Each pod has its own isolated Linux network namespace and is attached to a
bridge. The CNI is in charge of creating the bridge, assigning the IP and
connecting veth0
to the docker0
.
AWS is doing it differently
This is how most of the CNIs works and what happens most of the time, but different CNIs might use other ways to connect the container to the network.
As an example, there might not be a docker0
bridge; the AWS CNI is an
example of such CNI. In order to understand the reason of this choice, let’s
investigate on how EC2 networking works.
In AWS, each EC2 instance can have multiple network interfaces (ENIs) and each
of them can be assigned a limited number of IPs. For example, an m5.large
can
have up to 10 IPs for ENI; out of those 10 IPs one of them has to be assigned to
the network interface itself while the remaining can be assigned freely.
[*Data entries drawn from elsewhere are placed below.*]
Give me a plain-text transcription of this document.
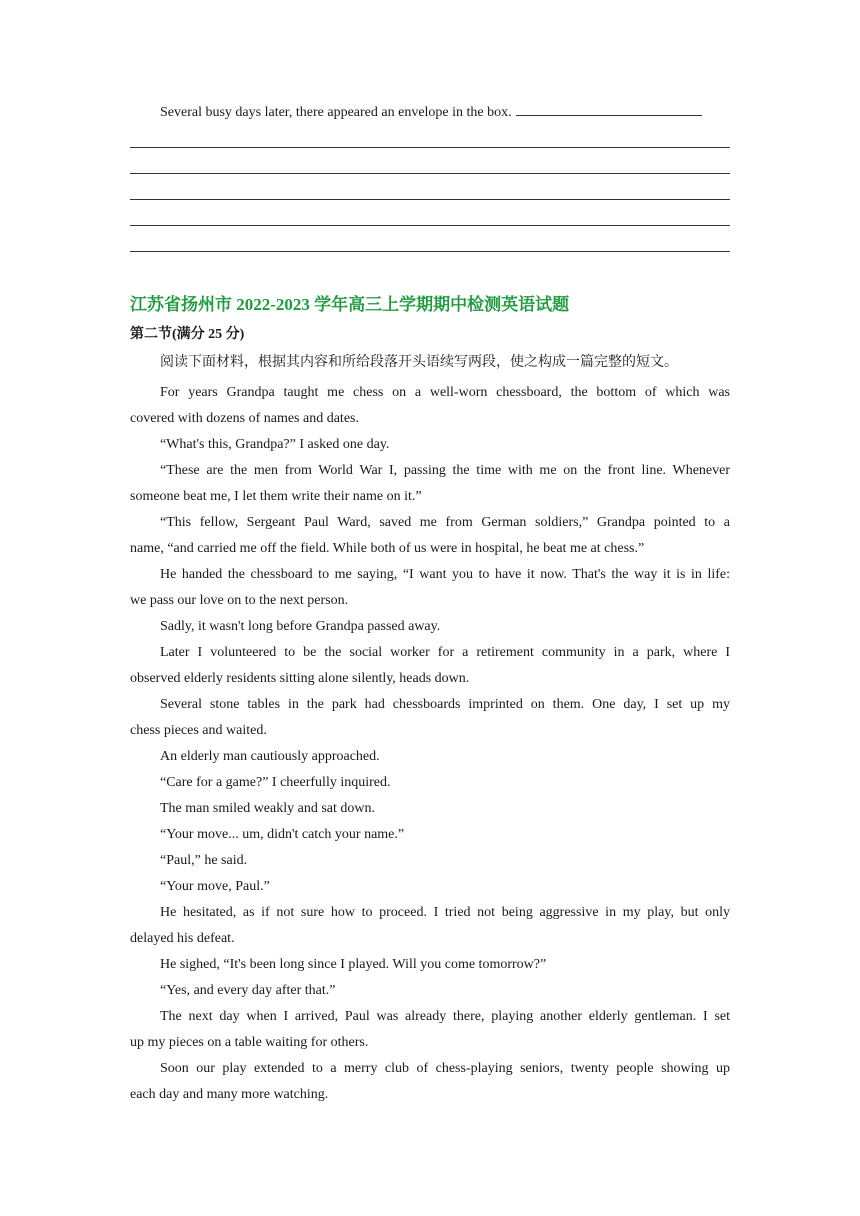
Several busy days later, there appeared an envelope in the box.
江苏省扬州市 2022-2023 学年高三上学期期中检测英语试题
第二节(满分 25 分)
阅读下面材料，根据其内容和所给段落开头语续写两段，使之构成一篇完整的短文。
For years Grandpa taught me chess on a well-worn chessboard, the bottom of which was
covered with dozens of names and dates.
“What's this, Grandpa?” I asked one day.
“These are the men from World War I, passing the time with me on the front line. Whenever
someone beat me, I let them write their name on it.”
“This fellow, Sergeant Paul Ward, saved me from German soldiers,” Grandpa pointed to a
name, “and carried me off the field. While both of us were in hospital, he beat me at chess.”
He handed the chessboard to me saying, “I want you to have it now. That's the way it is in life:
we pass our love on to the next person.
Sadly, it wasn't long before Grandpa passed away.
Later I volunteered to be the social worker for a retirement community in a park, where I
observed elderly residents sitting alone silently, heads down.
Several stone tables in the park had chessboards imprinted on them. One day, I set up my
chess pieces and waited.
An elderly man cautiously approached.
“Care for a game?” I cheerfully inquired.
The man smiled weakly and sat down.
“Your move... um, didn't catch your name.”
“Paul,” he said.
“Your move, Paul.”
He hesitated, as if not sure how to proceed. I tried not being aggressive in my play, but only
delayed his defeat.
He sighed, “It's been long since I played. Will you come tomorrow?”
“Yes, and every day after that.”
The next day when I arrived, Paul was already there, playing another elderly gentleman. I set
up my pieces on a table waiting for others.
Soon our play extended to a merry club of chess-playing seniors, twenty people showing up
each day and many more watching.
In the past, these extra IPs were assign to Pods but there was a big limit: the number of assignable IP addresses for each node.
Let’s have a look at an example.
An m5.large
EC2 instance can have up to 3 ENIs with 10 IP private addresses
each. Since one IP is reserved for the ENI, remains left 9 addresses per ENI and
thus 27 in total. As a conseuences the EC2 m5.large
could run up to 27 Pods,
not a lot actually.
Let’s enter prefixes
In August 2021 AWS released a change to EC2 that allows prefixes to be assigned to network interfaces.
Prefixes?! In simple words, instead of supporting a single IP address, ENIs now support an IP range. Thus the same EC2 instance, which had 10 private IP addresses, now can have 10 ranges of IP addresses. And how big is the range? By default, 16 IP addresses; so with 10 ranges you could have up to 160 IP addresses.
Let’s have a look at another example.
An m5.large
can have 3 ENIs with 10 slots each for IPs or prefixes; since
one IP is reserved for the ENI, you’re left with 9 prefixes. Each prefix is 16
IPs, so 9*16=144
IPs. Since there are 3 ENIs, 144x3=432
IPs.
The same EC2 can now runs up to 432 Pods, not only 27 as before!
AWS CNI 1.9 and Pod-per-node limit
The AWS CNI 1.9.0 includes support to prefixes and caps the max number of Pods to 110 or 250 so you won’t be able to run 432 Pods on an m5.large; the latter in comòiance with the official Kubernetes large clusters guide recommendation. The CNI is also tunable and will prewarm IPs and prefixes so that your Pods start instantly.
So… in order to answer the question at the beginning of this post, her’s why the AWS-CNI 1.9.0 release (hopefully) makes more sense now!